Relationship between Leaf Morphology and Previously Measured IL Traits. (A) Hierarchical clustering of leaf traits with previously studied traits. DEV (black), leaf development traits from this study; MOR (magenta), whole-plant, yield, and reproductive morphological traits as described by Schauer et al. (2006, ; MET (blue), metabolic traits described in the same studies; ENZ (yellow), enzymatic activities, as measured by Steinhauser et al. (2011); SEED (orange), seed metabolites, as described by Toubiana et al. (2012). Hierarchical clustering is based on absolute correlation values, with red denoting negative Pearson correlation coefficients and yellow positive. The top half of the plot shows significant correlations (<0.05) between traits after global multiple test adjustment, indicated in black. Trait identities are indicated as a marginal rug plot along the sides of the graph. The large group of highly correlated traits (in the top right-hand corner, indicated by the dotted line) is consistent with previous reports of negative correlation between MOR traits (including harvest index, [HI], indicated by an arrow) with fruit metabolite levels. DEV traits cluster away from this previously described relationship and closely associate with Brix, plant weight, and mono- and disaccharide levels, indicated by the dotted lined box toward the bottom of the graph. A more detailed view of the hierarchical clustering is found in Supplemental Figure 50 online. (B) Detailed analysis of the clustering reveals unexpected whole-plant relationships between traits. For example, LftAR, LftRound, and PC1 (all highly heritable traits describing leaflet length-to-width ratio) most closely cluster with traits relating to the dimensions of seeds and fruit, suggesting that the morphology of disparate organ types is regulated by common genetic elements. Relevant significant correlations, as multiple test–adjusted for the traits shown, are shown with red asterisks. The traits represented in (B) are indicated in (A) by a red box.

Figure 5.

An Association between Photosynthetic Gene Expression and Leaf Morphology. (A) Hierarchical clustering of traits and gene expression profiles in the vegetative apex measured across the 76 ILs.
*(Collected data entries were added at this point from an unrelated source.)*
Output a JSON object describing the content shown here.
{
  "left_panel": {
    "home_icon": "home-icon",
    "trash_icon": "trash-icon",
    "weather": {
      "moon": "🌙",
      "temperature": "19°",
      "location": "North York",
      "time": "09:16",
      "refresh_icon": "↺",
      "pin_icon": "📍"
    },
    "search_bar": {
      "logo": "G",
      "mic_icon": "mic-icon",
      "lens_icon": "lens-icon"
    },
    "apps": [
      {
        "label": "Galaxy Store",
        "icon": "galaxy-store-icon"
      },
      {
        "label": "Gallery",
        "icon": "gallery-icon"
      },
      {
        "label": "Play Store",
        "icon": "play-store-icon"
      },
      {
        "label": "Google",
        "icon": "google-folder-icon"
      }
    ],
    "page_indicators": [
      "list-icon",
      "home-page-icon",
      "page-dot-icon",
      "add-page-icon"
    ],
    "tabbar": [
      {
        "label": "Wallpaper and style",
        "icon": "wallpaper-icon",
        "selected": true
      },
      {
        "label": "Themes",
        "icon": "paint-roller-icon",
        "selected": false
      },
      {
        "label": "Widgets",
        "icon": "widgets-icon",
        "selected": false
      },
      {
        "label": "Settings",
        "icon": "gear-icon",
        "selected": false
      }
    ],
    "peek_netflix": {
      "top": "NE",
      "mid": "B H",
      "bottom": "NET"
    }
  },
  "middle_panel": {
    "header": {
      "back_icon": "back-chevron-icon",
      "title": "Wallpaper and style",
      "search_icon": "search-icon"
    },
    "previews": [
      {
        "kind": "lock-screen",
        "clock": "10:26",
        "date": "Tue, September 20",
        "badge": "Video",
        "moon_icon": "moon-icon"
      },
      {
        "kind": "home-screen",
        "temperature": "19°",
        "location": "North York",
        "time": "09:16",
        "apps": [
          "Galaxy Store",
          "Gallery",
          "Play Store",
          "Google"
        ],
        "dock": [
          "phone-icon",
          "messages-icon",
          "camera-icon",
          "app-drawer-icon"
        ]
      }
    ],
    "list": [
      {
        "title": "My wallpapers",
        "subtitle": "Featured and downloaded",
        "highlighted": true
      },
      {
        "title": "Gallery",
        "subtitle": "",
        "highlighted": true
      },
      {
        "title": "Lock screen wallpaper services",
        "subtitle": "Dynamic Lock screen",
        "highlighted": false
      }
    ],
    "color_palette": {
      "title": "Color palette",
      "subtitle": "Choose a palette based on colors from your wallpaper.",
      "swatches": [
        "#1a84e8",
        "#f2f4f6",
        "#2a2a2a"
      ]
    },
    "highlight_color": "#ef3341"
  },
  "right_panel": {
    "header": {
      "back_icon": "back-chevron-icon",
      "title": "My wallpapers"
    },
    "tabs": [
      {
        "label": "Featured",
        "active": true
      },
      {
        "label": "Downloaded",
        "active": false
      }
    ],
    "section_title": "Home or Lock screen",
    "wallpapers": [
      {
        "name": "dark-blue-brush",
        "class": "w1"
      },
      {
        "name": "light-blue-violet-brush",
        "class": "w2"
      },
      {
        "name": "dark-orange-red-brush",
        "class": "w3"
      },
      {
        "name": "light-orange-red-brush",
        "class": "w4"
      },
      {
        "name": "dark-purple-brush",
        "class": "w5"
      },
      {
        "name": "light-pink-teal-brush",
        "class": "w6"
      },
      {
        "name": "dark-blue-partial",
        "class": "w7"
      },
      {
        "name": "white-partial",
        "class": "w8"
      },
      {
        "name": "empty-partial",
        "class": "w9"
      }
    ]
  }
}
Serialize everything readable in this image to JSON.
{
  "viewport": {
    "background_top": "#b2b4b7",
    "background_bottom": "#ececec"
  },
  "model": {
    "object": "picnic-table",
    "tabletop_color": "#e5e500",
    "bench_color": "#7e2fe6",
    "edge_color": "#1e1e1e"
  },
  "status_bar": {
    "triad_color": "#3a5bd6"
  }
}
Gene expression profiles across ILs were regressed against traits and only those genes with at least one significant correlation with a trait were considered. Colors indicate significant correlation after multiple test adjustment with a gene expression profile and the class to which the correlated trait belongs (DEV, black/white; MOR, magenta; MET, blue; ENZ, yellow; and SEED, orange). One cluster of genes (indicated by an asterisk) significantly correlate with numerous DEV traits related to leaf development. (B) Gene Ontology enrichment analysis of the gene group with an asterisk reveals numerous significant categories related to photosynthesis.